Após uma longa viagem de quase sete meses, a sonda InSight da NASA finalmente chegou a Marte . Foi um período de grandes expectativas, com direito a transmissão do pouso ao vivo pela internet. No entanto, para os pesquisadores, a brincadeira está apenas começando.

Ao longo dos próximos dois anos, a sonda norte-americana será a primeira da história a investigar o interior do planeta vermelho. O veículo conta com instrumentos avançados tais como um sismógrafo (para medir terremotos e vibrações no solo causadas pelo impacto de meteoros) e um calorímetro, que atingirá uma profundidade de cinco metros para medir as temperaturas do planeta sob a superfície.

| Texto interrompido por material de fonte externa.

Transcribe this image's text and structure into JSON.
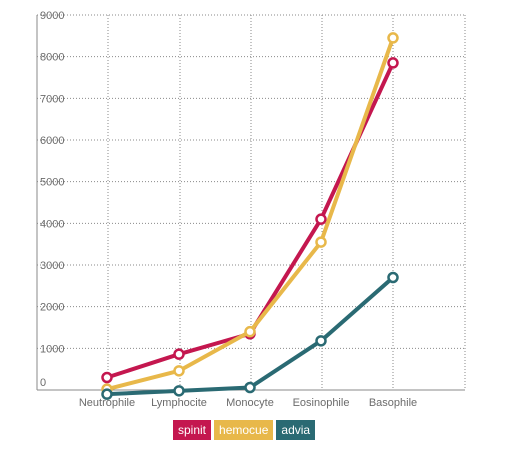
{
  "chart_data": {
    "type": "line",
    "title": "",
    "xlabel": "",
    "ylabel": "",
    "categories": [
      "Neutrophile",
      "Lymphocite",
      "Monocyte",
      "Eosinophile",
      "Basophile"
    ],
    "ylim": [
      0,
      9000
    ],
    "yticks": [
      0,
      1000,
      2000,
      3000,
      4000,
      5000,
      6000,
      7000,
      8000,
      9000
    ],
    "grid": true,
    "legend_position": "bottom-center",
    "series": [
      {
        "name": "spinit",
        "color": "#c4174f",
        "values": [
          300,
          860,
          1350,
          4100,
          7850
        ]
      },
      {
        "name": "hemocue",
        "color": "#e8b84a",
        "values": [
          20,
          460,
          1400,
          3550,
          8450
        ]
      },
      {
        "name": "advia",
        "color": "#2a6a73",
        "values": [
          -100,
          -20,
          60,
          1180,
          2700
        ]
      }
    ]
  }
}
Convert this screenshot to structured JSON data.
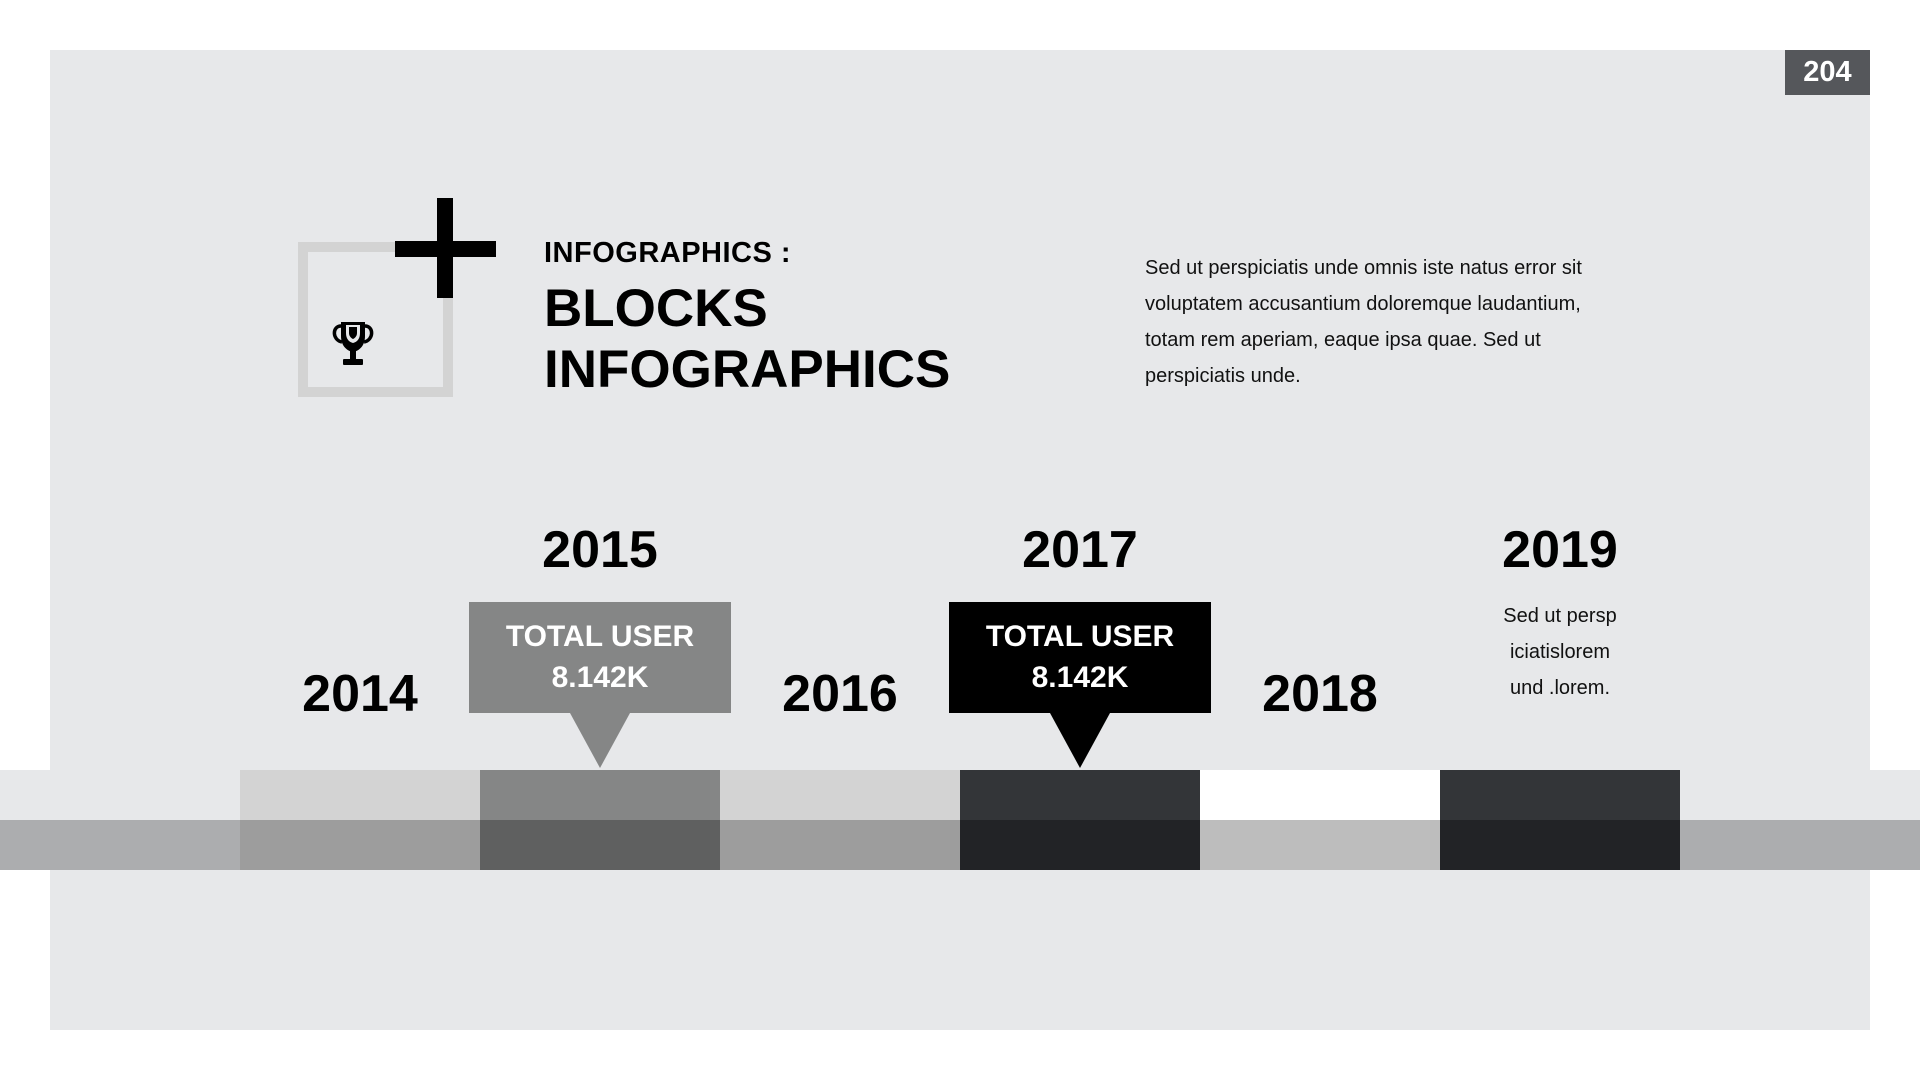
{
  "page_number": "204",
  "header": {
    "kicker": "INFOGRAPHICS :",
    "title_line1": "BLOCKS",
    "title_line2": "INFOGRAPHICS",
    "description": "Sed ut perspiciatis unde omnis iste natus error sit voluptatem accusantium doloremque laudantium, totam rem aperiam, eaque ipsa quae. Sed ut perspiciatis unde."
  },
  "icons": {
    "main": "trophy-icon",
    "accent": "plus-icon"
  },
  "timeline": {
    "years": [
      "2014",
      "2015",
      "2016",
      "2017",
      "2018",
      "2019"
    ],
    "callouts": [
      {
        "year": "2015",
        "line1": "TOTAL USER",
        "line2": "8.142K",
        "color": "#858686"
      },
      {
        "year": "2017",
        "line1": "TOTAL USER",
        "line2": "8.142K",
        "color": "#000000"
      }
    ],
    "note_2019": {
      "line1": "Sed ut persp",
      "line2": "iciatislorem",
      "line3": "und .lorem."
    }
  },
  "colors": {
    "panel": "#e7e8ea",
    "band_light": "#e7e8ea",
    "band_dark": "#acadaf",
    "segments": [
      {
        "top": "#d3d3d3",
        "bottom": "#9d9d9d"
      },
      {
        "top": "#858686",
        "bottom": "#5f6060"
      },
      {
        "top": "#d3d3d3",
        "bottom": "#9d9d9d"
      },
      {
        "top": "#333538",
        "bottom": "#222326"
      },
      {
        "top": "#ffffff",
        "bottom": "#bdbdbd"
      },
      {
        "top": "#333538",
        "bottom": "#222326"
      }
    ]
  }
}
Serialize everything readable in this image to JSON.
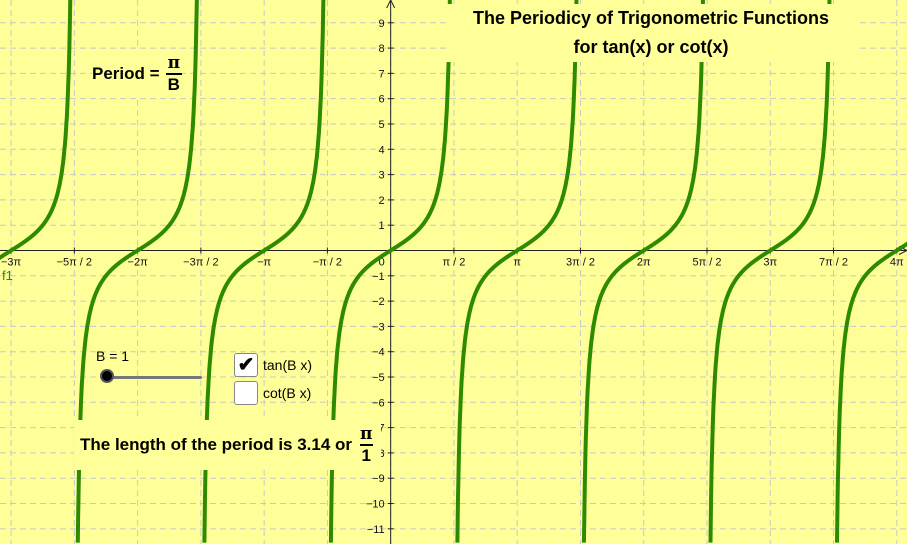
{
  "title": {
    "line1": "The Periodicy of Trigonometric Functions",
    "line2": "for tan(x) or cot(x)"
  },
  "period_formula": {
    "label": "Period =",
    "numerator": "π",
    "denominator": "B"
  },
  "length_text": {
    "text": "The length of the period is 3.14 or",
    "numerator": "π",
    "denominator": "1"
  },
  "slider": {
    "label": "B = 1",
    "value": 1,
    "min": 1,
    "max": 10
  },
  "checkboxes": [
    {
      "label": "tan(B x)",
      "checked": true,
      "check_glyph": "✔"
    },
    {
      "label": "cot(B x)",
      "checked": false,
      "check_glyph": ""
    }
  ],
  "function_label": "f1",
  "colors": {
    "background": "#ffff99",
    "curve": "#2e8b00",
    "grid": "#c8c8c8"
  },
  "chart_data": {
    "type": "line",
    "function": "tan(B x)",
    "B": 1,
    "xlim": [
      -9.7,
      12.82
    ],
    "ylim": [
      -11.6,
      9.9
    ],
    "grid": true,
    "x_tick_labels": [
      "−3π",
      "−5π / 2",
      "−2π",
      "−3π / 2",
      "−π",
      "−π / 2",
      "0",
      "π / 2",
      "π",
      "3π / 2",
      "2π",
      "5π / 2",
      "3π",
      "7π / 2",
      "4π"
    ],
    "y_tick_labels": [
      "9",
      "8",
      "7",
      "6",
      "5",
      "4",
      "3",
      "2",
      "1",
      "−1",
      "−2",
      "−3",
      "−4",
      "−5",
      "−6",
      "−7",
      "−8",
      "−9",
      "−10",
      "−11"
    ]
  }
}
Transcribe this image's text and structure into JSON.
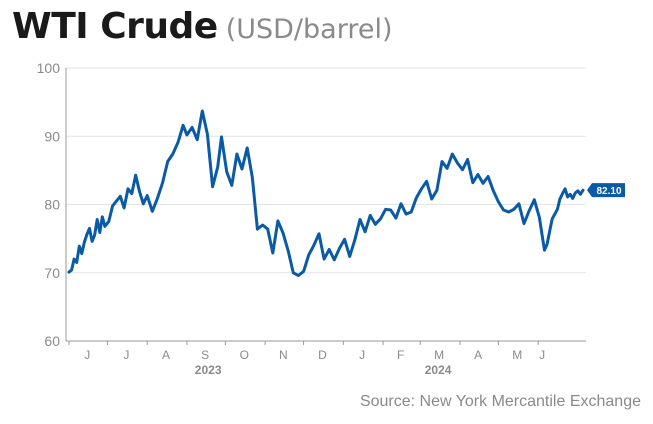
{
  "title": "WTI Crude",
  "subtitle": "(USD/barrel)",
  "source": "Source: New York Mercantile Exchange",
  "colors": {
    "line": "#0a5aa6",
    "grid": "#e4e4e4",
    "axis": "#9a9a9a",
    "tick_text": "#8a8a8a",
    "label_bg": "#0a5aa6"
  },
  "chart_data": {
    "type": "line",
    "title": "WTI Crude",
    "xlabel": "",
    "ylabel": "",
    "ylim": [
      60,
      100
    ],
    "yticks": [
      60,
      70,
      80,
      90,
      100
    ],
    "grid": true,
    "month_labels": [
      "J",
      "J",
      "A",
      "S",
      "O",
      "N",
      "D",
      "J",
      "F",
      "M",
      "A",
      "M",
      "J"
    ],
    "year_labels": [
      "2023",
      "2024"
    ],
    "last_value_label": "82.10",
    "series": [
      {
        "name": "",
        "x": [
          "2023-06-01",
          "2023-06-03",
          "2023-06-05",
          "2023-06-07",
          "2023-06-09",
          "2023-06-11",
          "2023-06-13",
          "2023-06-15",
          "2023-06-17",
          "2023-06-19",
          "2023-06-21",
          "2023-06-23",
          "2023-06-25",
          "2023-06-27",
          "2023-06-29",
          "2023-07-02",
          "2023-07-05",
          "2023-07-08",
          "2023-07-11",
          "2023-07-14",
          "2023-07-17",
          "2023-07-20",
          "2023-07-23",
          "2023-07-26",
          "2023-07-29",
          "2023-08-01",
          "2023-08-05",
          "2023-08-09",
          "2023-08-13",
          "2023-08-17",
          "2023-08-21",
          "2023-08-25",
          "2023-08-29",
          "2023-09-01",
          "2023-09-05",
          "2023-09-09",
          "2023-09-13",
          "2023-09-17",
          "2023-09-21",
          "2023-09-25",
          "2023-09-28",
          "2023-10-02",
          "2023-10-06",
          "2023-10-10",
          "2023-10-14",
          "2023-10-18",
          "2023-10-22",
          "2023-10-26",
          "2023-10-30",
          "2023-11-03",
          "2023-11-07",
          "2023-11-11",
          "2023-11-15",
          "2023-11-19",
          "2023-11-23",
          "2023-11-27",
          "2023-12-01",
          "2023-12-05",
          "2023-12-09",
          "2023-12-13",
          "2023-12-17",
          "2023-12-21",
          "2023-12-25",
          "2023-12-29",
          "2024-01-02",
          "2024-01-06",
          "2024-01-10",
          "2024-01-14",
          "2024-01-18",
          "2024-01-22",
          "2024-01-26",
          "2024-01-30",
          "2024-02-03",
          "2024-02-07",
          "2024-02-11",
          "2024-02-15",
          "2024-02-19",
          "2024-02-23",
          "2024-02-27",
          "2024-03-02",
          "2024-03-06",
          "2024-03-10",
          "2024-03-14",
          "2024-03-18",
          "2024-03-22",
          "2024-03-26",
          "2024-03-30",
          "2024-04-03",
          "2024-04-07",
          "2024-04-11",
          "2024-04-15",
          "2024-04-19",
          "2024-04-23",
          "2024-04-27",
          "2024-05-01",
          "2024-05-05",
          "2024-05-09",
          "2024-05-13",
          "2024-05-17",
          "2024-05-21",
          "2024-05-25",
          "2024-05-29",
          "2024-06-02",
          "2024-06-04",
          "2024-06-06",
          "2024-06-08",
          "2024-06-10",
          "2024-06-12",
          "2024-06-14",
          "2024-06-16",
          "2024-06-18",
          "2024-06-20",
          "2024-06-22",
          "2024-06-24",
          "2024-06-26",
          "2024-06-28",
          "2024-06-30",
          "2024-07-02",
          "2024-07-04",
          "2024-07-06"
        ],
        "values": [
          70.1,
          70.4,
          72.0,
          71.5,
          73.9,
          72.8,
          74.5,
          75.6,
          76.5,
          74.6,
          75.5,
          77.8,
          75.9,
          78.2,
          76.8,
          77.5,
          79.8,
          80.5,
          81.2,
          79.5,
          82.3,
          81.6,
          84.3,
          81.9,
          80.1,
          81.3,
          79.0,
          80.9,
          83.2,
          86.3,
          87.4,
          89.1,
          91.6,
          90.2,
          91.3,
          89.5,
          93.7,
          90.3,
          82.6,
          85.5,
          89.9,
          84.8,
          82.8,
          87.4,
          85.2,
          88.3,
          84.0,
          76.4,
          77.0,
          76.4,
          72.9,
          77.6,
          75.8,
          73.2,
          70.0,
          69.6,
          70.2,
          72.6,
          74.0,
          75.7,
          72.0,
          73.4,
          71.9,
          73.6,
          74.9,
          72.4,
          74.8,
          77.8,
          76.0,
          78.4,
          77.1,
          77.9,
          79.3,
          79.2,
          78.0,
          80.1,
          78.6,
          78.9,
          81.0,
          82.3,
          83.4,
          80.8,
          82.1,
          86.3,
          85.3,
          87.4,
          86.1,
          85.1,
          86.6,
          83.2,
          84.4,
          83.1,
          84.1,
          82.0,
          80.4,
          79.2,
          78.9,
          79.3,
          80.1,
          77.2,
          79.1,
          80.7,
          78.1,
          75.6,
          73.3,
          74.2,
          76.1,
          77.9,
          78.6,
          79.3,
          80.8,
          81.6,
          82.3,
          81.1,
          81.5,
          80.9,
          81.7,
          82.0,
          81.5,
          82.1
        ]
      }
    ]
  }
}
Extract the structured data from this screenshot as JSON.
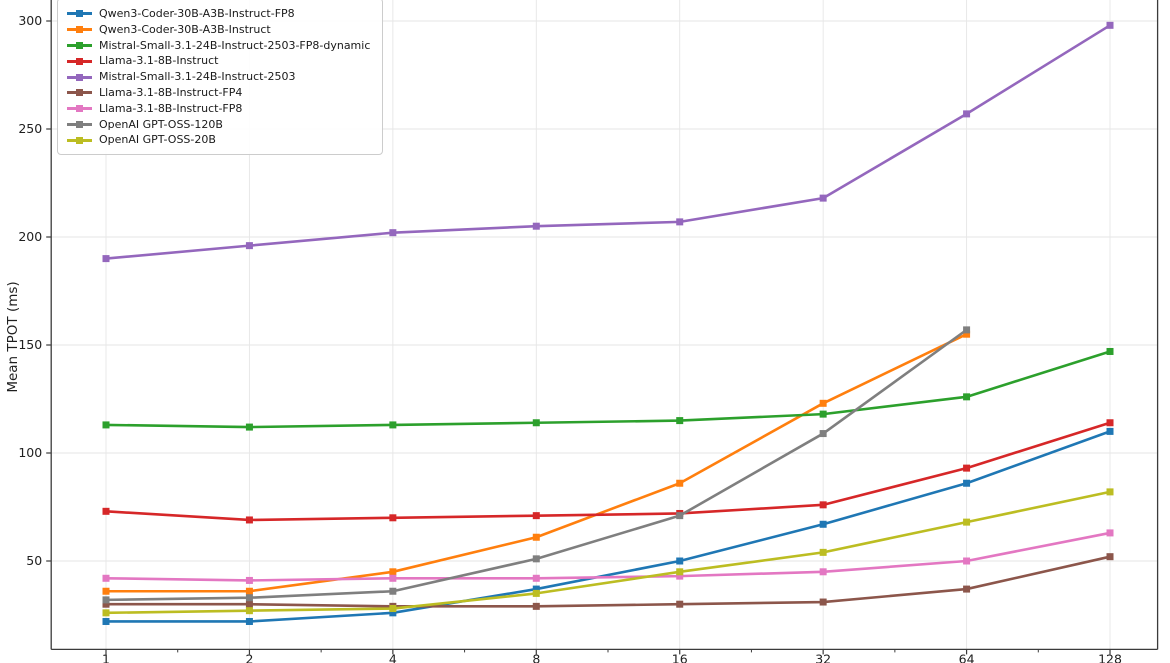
{
  "figure": {
    "ylabel": "Mean TPOT (ms)",
    "background": "#ffffff",
    "grid_color": "#e6e6e6",
    "spine_color": "#3b3b3b",
    "tick_text_color": "#1f1f1f"
  },
  "chart_data": {
    "type": "line",
    "title": "",
    "xlabel": "",
    "ylabel": "Mean TPOT (ms)",
    "x_scale": "log2",
    "x": [
      1,
      2,
      4,
      8,
      16,
      32,
      64,
      128
    ],
    "x_tick_labels": [
      "1",
      "2",
      "4",
      "8",
      "16",
      "32",
      "64",
      "128"
    ],
    "y_ticks": [
      50,
      100,
      150,
      200,
      250,
      300
    ],
    "y_tick_labels": [
      "50",
      "100",
      "150",
      "200",
      "250",
      "300"
    ],
    "ylim_visible": [
      9,
      310
    ],
    "grid": true,
    "legend_position": "upper-left",
    "marker": "square",
    "series": [
      {
        "name": "Qwen3-Coder-30B-A3B-Instruct-FP8",
        "color": "#1f77b4",
        "values": [
          22,
          22,
          26,
          37,
          50,
          67,
          86,
          110
        ]
      },
      {
        "name": "Qwen3-Coder-30B-A3B-Instruct",
        "color": "#ff7f0e",
        "values": [
          36,
          36,
          45,
          61,
          86,
          123,
          155,
          null
        ]
      },
      {
        "name": "Mistral-Small-3.1-24B-Instruct-2503-FP8-dynamic",
        "color": "#2ca02c",
        "values": [
          113,
          112,
          113,
          114,
          115,
          118,
          126,
          147
        ]
      },
      {
        "name": "Llama-3.1-8B-Instruct",
        "color": "#d62728",
        "values": [
          73,
          69,
          70,
          71,
          72,
          76,
          93,
          114
        ]
      },
      {
        "name": "Mistral-Small-3.1-24B-Instruct-2503",
        "color": "#9467bd",
        "values": [
          190,
          196,
          202,
          205,
          207,
          218,
          257,
          298
        ]
      },
      {
        "name": "Llama-3.1-8B-Instruct-FP4",
        "color": "#8c564b",
        "values": [
          30,
          30,
          29,
          29,
          30,
          31,
          37,
          52
        ]
      },
      {
        "name": "Llama-3.1-8B-Instruct-FP8",
        "color": "#e377c2",
        "values": [
          42,
          41,
          42,
          42,
          43,
          45,
          50,
          63
        ]
      },
      {
        "name": "OpenAI GPT-OSS-120B",
        "color": "#7f7f7f",
        "values": [
          32,
          33,
          36,
          51,
          71,
          109,
          157,
          null
        ]
      },
      {
        "name": "OpenAI GPT-OSS-20B",
        "color": "#bcbd22",
        "values": [
          26,
          27,
          28,
          35,
          45,
          54,
          68,
          82
        ]
      }
    ]
  }
}
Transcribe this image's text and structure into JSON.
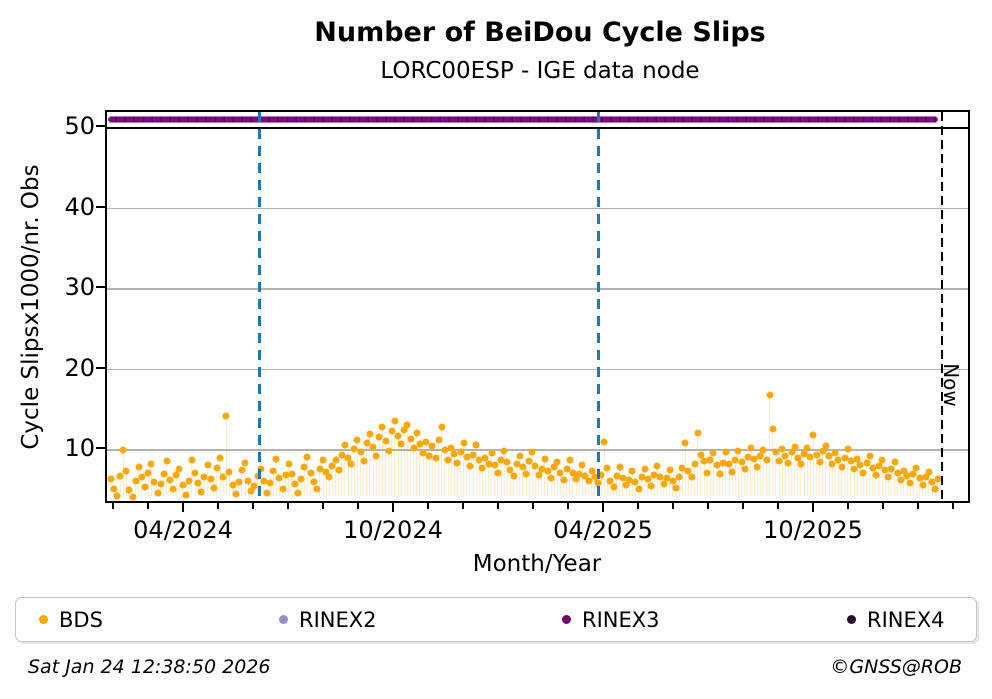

Por que isso é importante? Com esse experimento, cientistas tentam responder uma das perguntas mais antigas da astronomia: como se formaram os planetas?

De Marte para o Sistema Solar

Pode parecer surpreendente, mas mesmo com a proximidade dos outros planetas do Sistema Solar (em termos astronômicos, é claro) ainda não sabemos muito bem como eles se formaram.

A teoria mais aceita atualmente afirma que os planetas nasceram ao mesmo tempo que o Sol. Pequenas partículas de poeira que orbitavam nossa estrela recém-nascida começaram a se unir para formar pequenas pedrinhas de alguns centímetros.

Pouco a pouco, ao longo de milhões de anos, essas pequenas pedras de alguma forma se aglomeram em enormes corpos de quilômetros de diâmetros. Nesse ponto, o planetesimal, como é chamado, tem massa suficiente para atrair o material ao seu redor pela própria força da gravidade, chegando em seguida ao status de planeta.

Uma barreira teórica

O grande desafio para os astrônomos é entender o passo intermediário, quando pequenas pedrinhas viram enormes corpos celestes. Ao se chocarem, pedras de tamanhos intermediários se fragmentam, o que dificulta muito o processo de crescimento para chegar ao estágio de planetesimais.

Como diz Wladimir Lyra, astrônomo da Universidade do Estado da Califórnia especialista em formação planetária, “jogue uma pedra contra a outra a 100 quilômetros por hora. O resultado não vai ser uma pedra duas vezes maior. Vai ser farelo de pedra.” Como então resolver o problema?

A verdade é que ainda não sabemos. Somos capazes de simular em computadores a formação das pedrinhas, e também de calcular teoricamente o crescimento de planetesimais. Mas essa etapa do meio ainda representa um desafio para os cientistas.

Experimentos como o InSight em Marte oferecem pistas importantes sobre a composição e a estrutura de outros corpos ao redor do Sol. Pela primeira vez, poderemos estudar o interior de outro planeta, como um cirurgião estudando as partes internas do corpo humano.

Lyra explica: “Já aprendemos muito com a missão Rosetta, que fez a ‘tomografia’ do cometa 67P/Churyumov–Gerasimenko. Aprendemos que o cometa é composto de um número enorme de pedrinhas, coladas por uma matriz, como previsto pelos modelos.  Insight vai fazer uma analise similar, não em um cometa, mas em um planeta.”

Quem sabe isso não nos ajuda a compreender melhor a formação do próprio planeta Terra?